Contributor Spotlight: Jack Stewart

“At Home with Angels,” “Madame Vuillard and the Hydrangeas,” and “In the Luxembourg Gardens” by Jack Stewart appeared in Issue 18 and can be found here.

We’d love to hear more about these poems.

“Madame Vuillard and the Hydrangeas.”

I have always been interested in art, and I like to imagine what is going on outside the painting, or what the narrative is of the statue. Who just left the room, who is in that house, that sort of thing. A still life isn’t interesting to me unless it “moves” in some way, gives some sense of someone who was just there or about to arrive. That’s why I like Fantin-Latour and Chardin so much. They seem like someone is about to do something with what’s in the painting. I don’t really care for a lot of the Dutch still life artists because it doesn’t feel like the flowers were ever in a garden or carried inside by someone who just cut them.

My wife and I were in Chicago and saw Vuillard’s still life, and I started thinking about why someone paints a still life, what the history was. As a still life, it seemed more personal than others often are. And I started imagining a narrative for it.

“At Home with Angels”

When I was a little kid I wondered why there weren’t any more angels. They came down all the time in the Bible, so why not anymore. Years later, when I read Blake—who believed in angels and said he had seen one—it occurred to me that maybe they do come down if you know how to look for them. Not like some wings-on-fire, swooping-out-of-the-heavens archangel, but some nondescript, mundane angel who just likes hanging out with us. So when I wrote “At Home with Angels” I was thinking about that kind. He wouldn’t be so friendly that you could ask him to get you a beer, but he’d just be around. Not for any particular purpose, like looking over people. He just likes to hang out. The title kind of reflects how I think about them.

What was the most difficult part of this particular piece(s)?

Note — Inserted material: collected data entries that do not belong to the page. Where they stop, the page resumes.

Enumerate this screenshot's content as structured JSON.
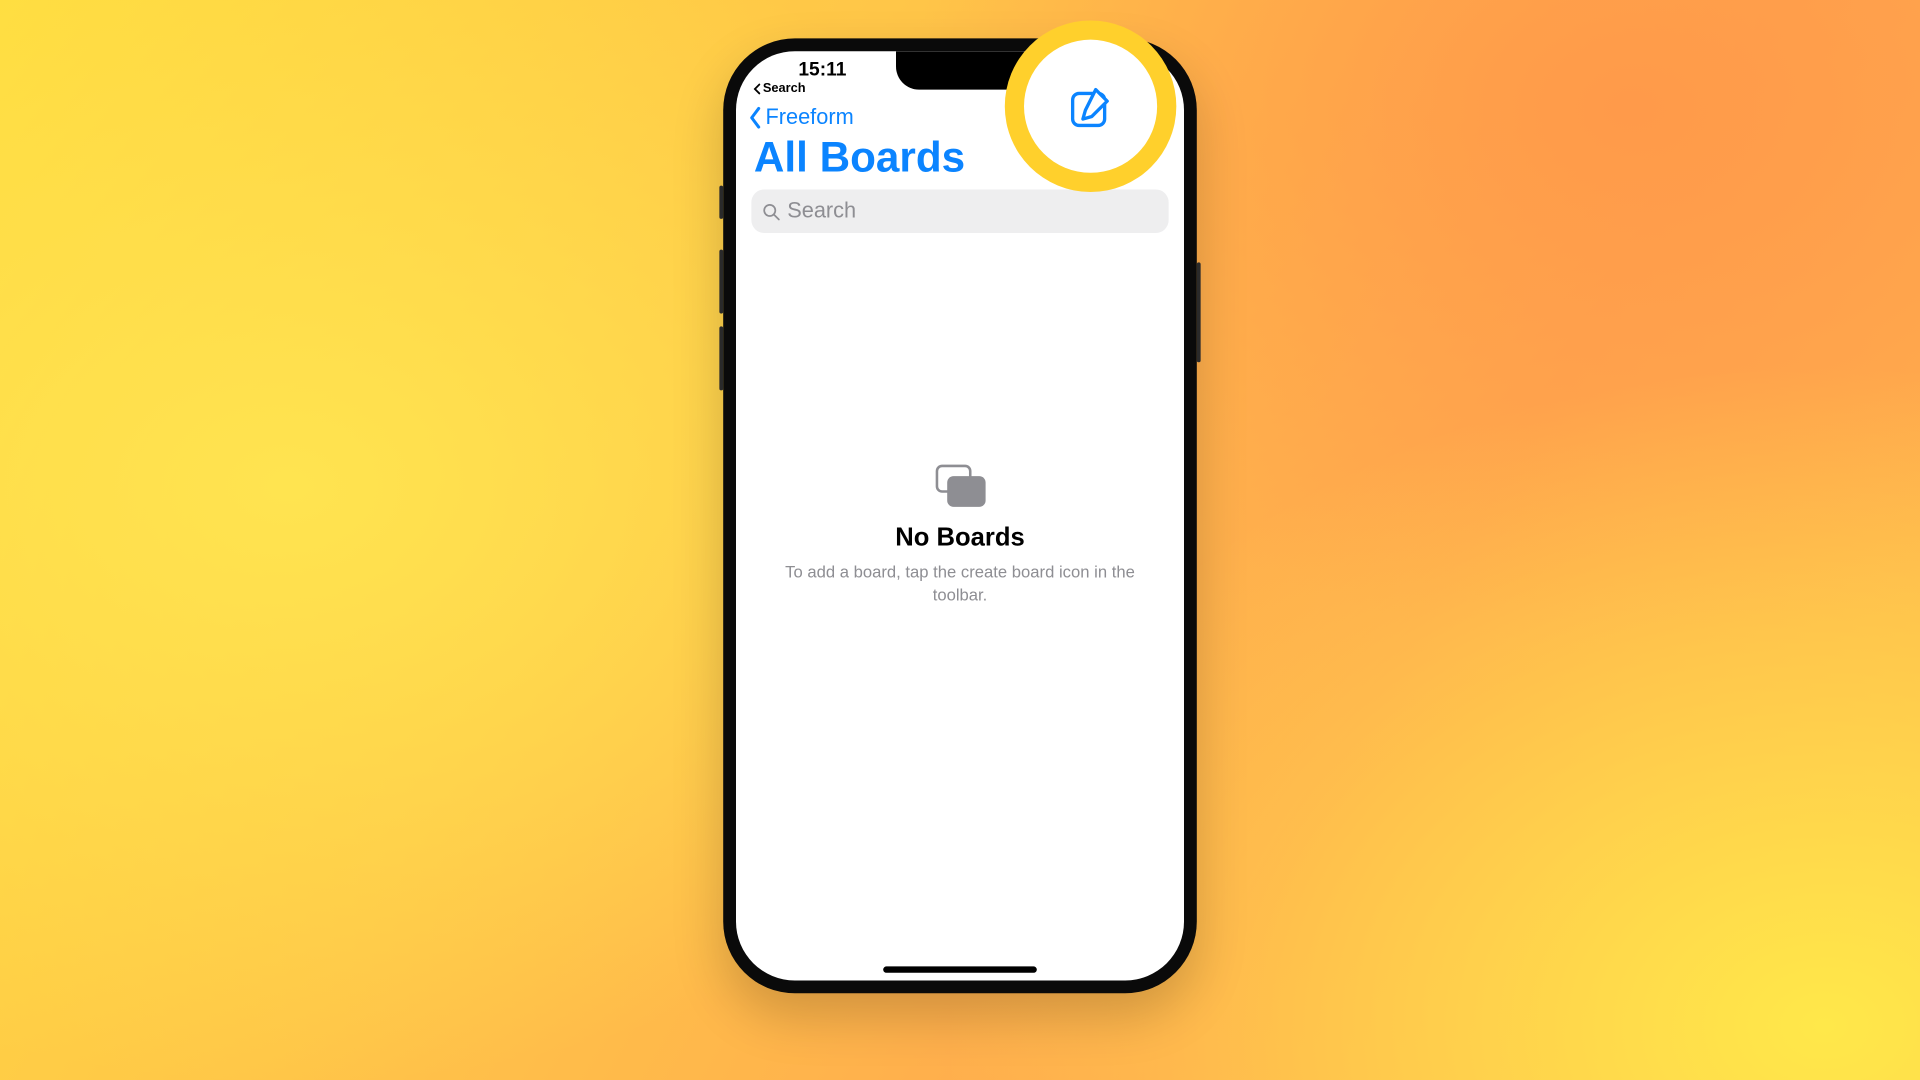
{
  "status": {
    "time": "15:11",
    "back_link": "Search"
  },
  "nav": {
    "back_label": "Freeform"
  },
  "title": "All Boards",
  "search": {
    "placeholder": "Search"
  },
  "empty": {
    "title": "No Boards",
    "subtitle": "To add a board, tap the create board icon in the toolbar."
  },
  "colors": {
    "accent": "#0b84ff",
    "highlight_ring": "#ffd02c"
  }
}
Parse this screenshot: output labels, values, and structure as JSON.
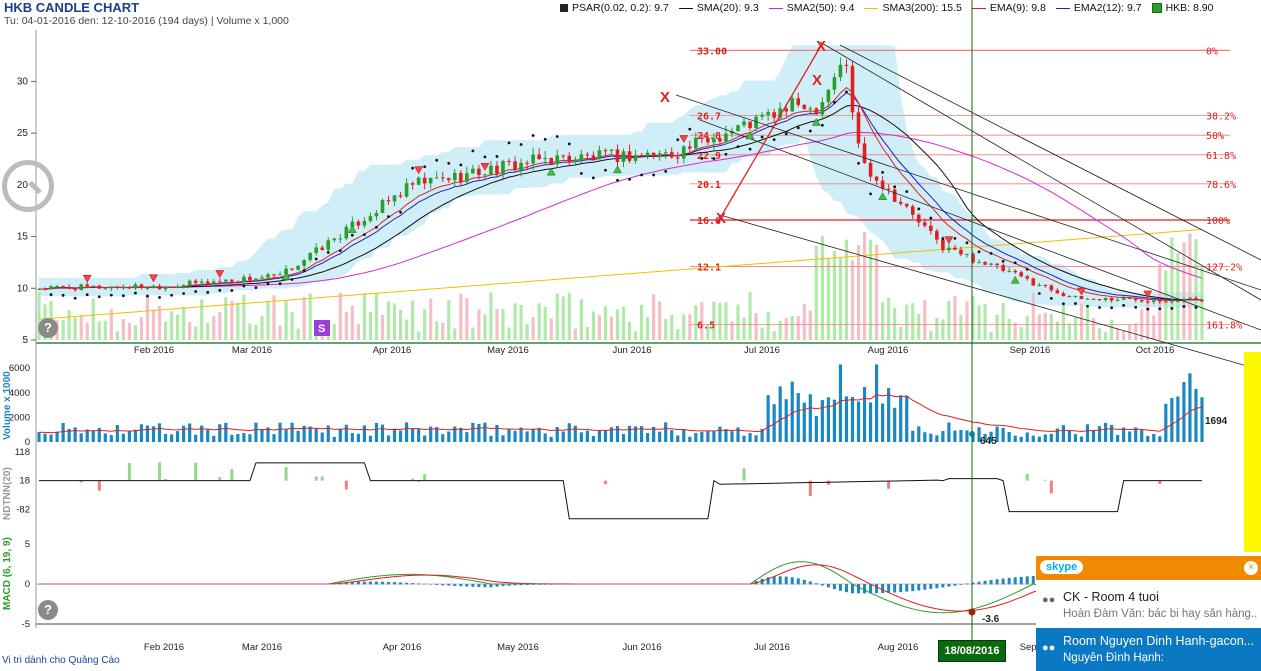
{
  "header": {
    "title": "HKB CANDLE CHART",
    "subtitle": "Tu: 04-01-2016 den: 12-10-2016 (194 days) | Volume x 1,000"
  },
  "legend": [
    {
      "label": "PSAR(0.02, 0.2): 9.7",
      "color": "#222222",
      "kind": "square"
    },
    {
      "label": "SMA(20): 9.3",
      "color": "#111111",
      "kind": "line"
    },
    {
      "label": "SMA2(50): 9.4",
      "color": "#d42ad4",
      "kind": "line"
    },
    {
      "label": "SMA3(200): 15.5",
      "color": "#f0c000",
      "kind": "line"
    },
    {
      "label": "EMA(9): 9.8",
      "color": "#e02020",
      "kind": "line"
    },
    {
      "label": "EMA2(12): 9.7",
      "color": "#2020c0",
      "kind": "line"
    },
    {
      "label": "HKB: 8.90",
      "color": "#2a9d2a",
      "kind": "greensquare"
    }
  ],
  "chart_data": [
    {
      "type": "candlestick",
      "title": "HKB CANDLE CHART",
      "x_labels": [
        "Feb 2016",
        "Mar 2016",
        "Apr 2016",
        "May 2016",
        "Jun 2016",
        "Jul 2016",
        "Aug 2016",
        "Sep 2016",
        "Oct 2016"
      ],
      "y_ticks": [
        5,
        10,
        15,
        20,
        25,
        30
      ],
      "ylim": [
        5,
        34
      ],
      "close_by_month": [
        {
          "month": "Jan 2016",
          "close": 10.0
        },
        {
          "month": "Feb 2016",
          "close": 10.2
        },
        {
          "month": "Mar 2016",
          "close": 11.2
        },
        {
          "month": "Apr 2016",
          "close": 20.0
        },
        {
          "month": "May 2016",
          "close": 22.5
        },
        {
          "month": "Jun 2016",
          "close": 23.0
        },
        {
          "month": "Jul 2016",
          "close": 28.0
        },
        {
          "month": "Aug 2016",
          "close": 14.0
        },
        {
          "month": "Sep 2016",
          "close": 9.0
        },
        {
          "month": "Oct 2016",
          "close": 8.9
        }
      ],
      "fibonacci": [
        {
          "price": "33.00",
          "level": "0%"
        },
        {
          "price": "26.7",
          "level": "38.2%"
        },
        {
          "price": "24.8",
          "level": "50%"
        },
        {
          "price": "22.9",
          "level": "61.8%"
        },
        {
          "price": "20.1",
          "level": "78.6%"
        },
        {
          "price": "16.6",
          "level": "100%"
        },
        {
          "price": "12.1",
          "level": "127.2%"
        },
        {
          "price": "6.5",
          "level": "161.8%"
        }
      ],
      "marker_s": "S"
    },
    {
      "type": "bar",
      "ylabel": "Volume x 1000",
      "y_ticks": [
        0,
        2000,
        4000,
        6000
      ],
      "ylim": [
        0,
        6500
      ],
      "last_value": "1694",
      "cursor_value": "645"
    },
    {
      "type": "line",
      "ylabel": "NDTNN(20)",
      "y_ticks": [
        -82,
        18,
        118
      ],
      "ylim": [
        -182,
        118
      ]
    },
    {
      "type": "line",
      "ylabel": "MACD (6, 19, 9)",
      "y_ticks": [
        -5,
        0,
        5
      ],
      "ylim": [
        -5,
        5.5
      ],
      "cursor_value": "-3.6",
      "x_labels": [
        "Feb 2016",
        "Mar 2016",
        "Apr 2016",
        "May 2016",
        "Jun 2016",
        "Jul 2016",
        "Aug 2016",
        "Sep 2016",
        "Oct 2016"
      ]
    }
  ],
  "cursor_date": "18/08/2016",
  "ad_note": "Vi tri dành cho Quảng Cáo",
  "help_glyph": "?",
  "skype": {
    "brand": "skype",
    "close_glyph": "×",
    "contacts": [
      {
        "title": "CK - Room 4 tuoi",
        "message": "Hoàn Đàm Văn: bác bi hay săn hàng..."
      },
      {
        "title": "Room Nguyen Dinh Hanh-gacon...",
        "message": "Nguyễn Đình Hạnh:"
      }
    ]
  },
  "colors": {
    "up": "#2a9d2a",
    "down": "#e02020",
    "band": "#c8ebf7",
    "vol_bar": "#1a88c2",
    "accent_green": "#0b6a10"
  }
}
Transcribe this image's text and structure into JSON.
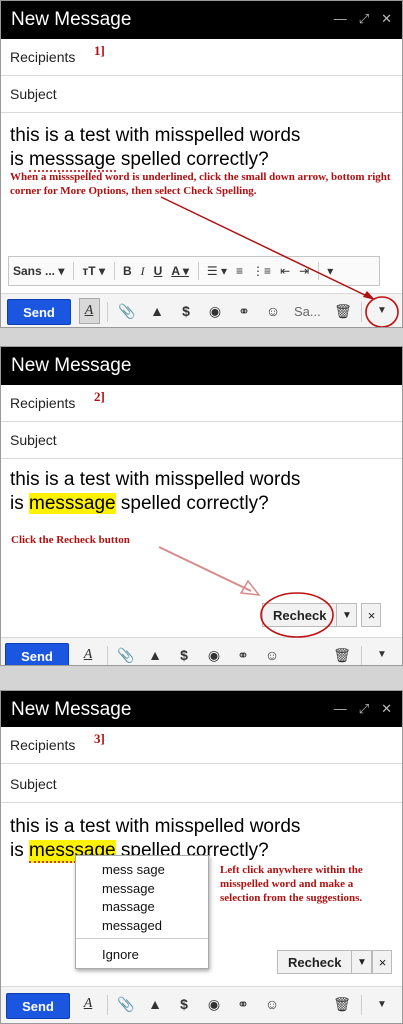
{
  "window_title": "New Message",
  "fields": {
    "recipients": "Recipients",
    "subject": "Subject"
  },
  "steps": [
    "1]",
    "2]",
    "3]"
  ],
  "body": {
    "line1": "this is a test with misspelled words",
    "line2_prefix": "is ",
    "misspelled": "messsage",
    "line2_suffix": " spelled correctly?"
  },
  "annotations": {
    "step1": "When a missspelled word is underlined, click the small down arrow, bottom right corner for More Options, then select Check Spelling.",
    "step2": "Click the Recheck button",
    "step3": "Left click anywhere within the misspelled word and make a selection from the suggestions."
  },
  "format_toolbar": {
    "font": "Sans ...",
    "size": "тT",
    "bold": "B",
    "italic": "I",
    "underline": "U",
    "text_color": "A"
  },
  "toolbar": {
    "send": "Send",
    "format_icon": "A",
    "dollar": "$",
    "sans_truncated": "Sa..."
  },
  "spellcheck": {
    "recheck": "Recheck",
    "close": "×"
  },
  "suggestions": [
    "mess sage",
    "message",
    "massage",
    "messaged"
  ],
  "ignore": "Ignore",
  "colors": {
    "send_blue": "#1a56e0",
    "annotation_red": "#b01010",
    "highlight_yellow": "#fff200",
    "title_black": "#000000"
  }
}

“Madame Vuillard” was initially in one section, just three stanzas. When I realized they were in distinct parts, I had to make the breaks. The shift from the first to the second was obvious, but second to third wasn’t as clear. I finally decided to make it a kind of modified shift with the ellipses and indentation.

Recommend a book for us which was published within the last decade.

Here are a few. Philip Levine’s The Last Shift. Linda Pastan, Traveling Light. Vivas to Those Who Have Failed, by Martin Espada.

If you could have a drink with any living author, who would it be? Why?

James Fallows has done some great political writing, and he’d be very interesting to talk to. I admire W.S. Merwin’s poetry as much as anyone’s (he should have won the Nobel), and his various life travels would be fascinating.  

What are you working on now? What’s next?

I’m always writing. I’ve got a book manuscript called Balancing the Flame that I’m trying to place.

Our thanks to Jack for taking the time to answer a few questions and share his work. Read Jack’s poetry, “At Home with Angels,” “Madame Vuillard and the Hydrangeas,” and “In the Luxembourg Gardens” here: https://www.sequestrum.org/three-poems-by-jack-stewart.

___________________________________

Jack Stewart was educated at the University of Alabama and Emory University. From 1992-95 Stewart was a Brittain Fellow at The Georgia Institute of Technology. His work has appeared in Poetry, Image, The American Literary Review, The Journal of the American Medical Association, The Southern Humanities Review, and other journals and anthologies, most recently in A New Ulster and Military Experience and the Arts. Jack lives in Coconut Creek, Florida, and work at Pine Crest School.